Well, then the daughter of Pharaoh comes. Is that good or bad? She could well be the worst possible person, the daughter of the man who decreed genocide upon the Jews. But, unlike her father, the daughter had something about her that caused her to do what was right. She hesitated. Miryam, reading the uncertainty in Pharoah’s daughter’s eyes says, can I call a Jewish woman to nurse this child for you? And the daughter of Pharaoh says, yes. And Miryam, who “stood at a distance to see what would happen with him” (Exodus 2:4), actually becomes the agent of salvation.

Now, fast-forward to the Jews at the Sea of Reeds: a huge body of water and filled with reeds. Horses belonging to Pharaoh, chariots, cavalry, all converging upon the people. It’s like it’s all happening again as it did back in Exodus 2.

There, Moses was threatened by one Egyptian, Pharaoh’s daughter, by a river.
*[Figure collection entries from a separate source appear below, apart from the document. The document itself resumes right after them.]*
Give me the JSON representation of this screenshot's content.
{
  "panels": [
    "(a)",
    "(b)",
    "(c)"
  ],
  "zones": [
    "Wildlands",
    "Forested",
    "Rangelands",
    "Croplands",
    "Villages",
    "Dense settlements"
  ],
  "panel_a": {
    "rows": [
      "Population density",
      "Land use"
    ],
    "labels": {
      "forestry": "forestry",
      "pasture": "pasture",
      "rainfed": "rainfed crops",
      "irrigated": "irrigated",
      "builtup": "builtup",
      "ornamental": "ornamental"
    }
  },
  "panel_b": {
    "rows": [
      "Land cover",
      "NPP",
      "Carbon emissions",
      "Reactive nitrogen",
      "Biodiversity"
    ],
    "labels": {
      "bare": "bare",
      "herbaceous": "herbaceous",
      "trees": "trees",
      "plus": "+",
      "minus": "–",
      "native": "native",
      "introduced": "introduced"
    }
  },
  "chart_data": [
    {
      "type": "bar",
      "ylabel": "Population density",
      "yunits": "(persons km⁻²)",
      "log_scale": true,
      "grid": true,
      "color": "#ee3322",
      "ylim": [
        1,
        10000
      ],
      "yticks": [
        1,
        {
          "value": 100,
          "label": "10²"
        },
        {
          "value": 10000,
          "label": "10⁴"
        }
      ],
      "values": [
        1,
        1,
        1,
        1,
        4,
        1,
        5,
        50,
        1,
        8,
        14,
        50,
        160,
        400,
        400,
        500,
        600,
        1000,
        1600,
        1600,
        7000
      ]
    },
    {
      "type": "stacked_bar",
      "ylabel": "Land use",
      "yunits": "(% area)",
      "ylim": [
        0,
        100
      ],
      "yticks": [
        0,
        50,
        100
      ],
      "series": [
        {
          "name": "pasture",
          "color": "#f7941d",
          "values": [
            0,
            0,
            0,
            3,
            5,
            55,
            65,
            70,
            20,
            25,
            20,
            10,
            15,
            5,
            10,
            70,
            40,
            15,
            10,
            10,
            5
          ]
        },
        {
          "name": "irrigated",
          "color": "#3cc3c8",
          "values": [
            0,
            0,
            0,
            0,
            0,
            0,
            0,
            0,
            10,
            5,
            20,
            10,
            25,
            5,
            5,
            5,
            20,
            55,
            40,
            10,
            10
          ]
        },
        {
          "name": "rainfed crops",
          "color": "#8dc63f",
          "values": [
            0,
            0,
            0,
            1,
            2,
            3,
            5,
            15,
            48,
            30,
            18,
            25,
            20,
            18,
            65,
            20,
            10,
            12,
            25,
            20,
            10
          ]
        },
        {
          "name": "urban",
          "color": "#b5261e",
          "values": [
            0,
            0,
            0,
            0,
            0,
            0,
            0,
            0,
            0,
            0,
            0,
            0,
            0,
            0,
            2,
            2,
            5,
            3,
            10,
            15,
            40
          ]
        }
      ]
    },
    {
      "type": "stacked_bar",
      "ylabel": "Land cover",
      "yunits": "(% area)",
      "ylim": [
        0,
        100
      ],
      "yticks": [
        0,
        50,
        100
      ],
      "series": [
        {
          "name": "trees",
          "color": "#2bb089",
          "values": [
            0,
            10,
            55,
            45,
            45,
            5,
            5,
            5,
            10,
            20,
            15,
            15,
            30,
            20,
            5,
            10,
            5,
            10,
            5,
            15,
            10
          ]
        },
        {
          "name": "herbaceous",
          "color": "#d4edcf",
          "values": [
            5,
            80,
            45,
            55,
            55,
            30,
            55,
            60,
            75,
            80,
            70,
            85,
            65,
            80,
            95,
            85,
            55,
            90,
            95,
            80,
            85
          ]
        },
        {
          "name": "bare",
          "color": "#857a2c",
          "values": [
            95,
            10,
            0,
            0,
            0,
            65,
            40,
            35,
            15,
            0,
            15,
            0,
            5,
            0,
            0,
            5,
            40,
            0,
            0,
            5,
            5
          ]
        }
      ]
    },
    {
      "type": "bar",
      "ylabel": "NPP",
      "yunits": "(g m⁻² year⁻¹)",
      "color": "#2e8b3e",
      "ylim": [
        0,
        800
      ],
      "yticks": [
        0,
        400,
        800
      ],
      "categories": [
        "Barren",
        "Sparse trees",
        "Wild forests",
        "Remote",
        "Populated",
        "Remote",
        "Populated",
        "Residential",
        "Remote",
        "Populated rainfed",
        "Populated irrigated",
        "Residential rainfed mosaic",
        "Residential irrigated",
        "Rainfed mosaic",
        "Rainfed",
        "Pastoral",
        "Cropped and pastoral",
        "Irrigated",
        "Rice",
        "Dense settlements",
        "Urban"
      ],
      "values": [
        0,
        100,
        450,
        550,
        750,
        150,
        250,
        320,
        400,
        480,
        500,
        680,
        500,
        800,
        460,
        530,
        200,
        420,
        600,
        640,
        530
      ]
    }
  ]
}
And now it’s not just a river, it’s a whole sea, and now it’s not just one Jew that’s threatened, it’s an entire Jewish people that’s threatened. And not just threatened by one particular Egyptian, but by the whole army of Egypt.

“How are you going to get out of this?” Moses asks the people, “You are going to do exactly what Miryam did when I was a baby. Stand and watch what the Lord will do.” Moses would urge the people to do what Miryam did: stand and watch what the Lord would do. Have faith like Miryam did. And when they do, and when the sea splits, and everyone sings a great chorus of praise, Miryam has her own reason for doing her own song and dance. It was the fulfillment of the prophecy she once received: My mother is going to give birth to the child who will save the Jewish people.

This pattern is repeated in Israel’s history several hundred years later. The Jewish people were threatened again by a despot like Pharaoh, this time, King Herod. God revealed to another Miryam that she would have a son that would rescue his people. And, like her namesake, Moses’ sister, Yeshua’s mother knew that God would protect her people from Herod and his order that, as in the days of Pharoah, all the Jewish baby boys be killed. So Miryam sang: “My soul magnifies Adonai, and my spirit rejoices in God, my Savior . . . he has performed mighty deeds with his arm . . . brought down rulers from their thrones . . . mindful of the promise he made to our fathers, to Abraham and his seed forever” (Luke 1:46-55). It’s a repeat of the promise expressed by Miryam of old.

So, in B’shalach, we see that Moses and Aaron’s sister, Miryam, had a prophecy that her brother would rescue the children of Israel. Her faith that God would protect her baby brother was a picture of the faith all Israel would need to have at the Sea of Reeds. And, this same pattern is seen again when Yeshua’s mother, also named Miryam, had the faith to believe that God would once again rescue his covenant people, Israel, and she, like her namesake before, wrote a song about it. And it boils down to this: God keeps his promises to his people. Believe it!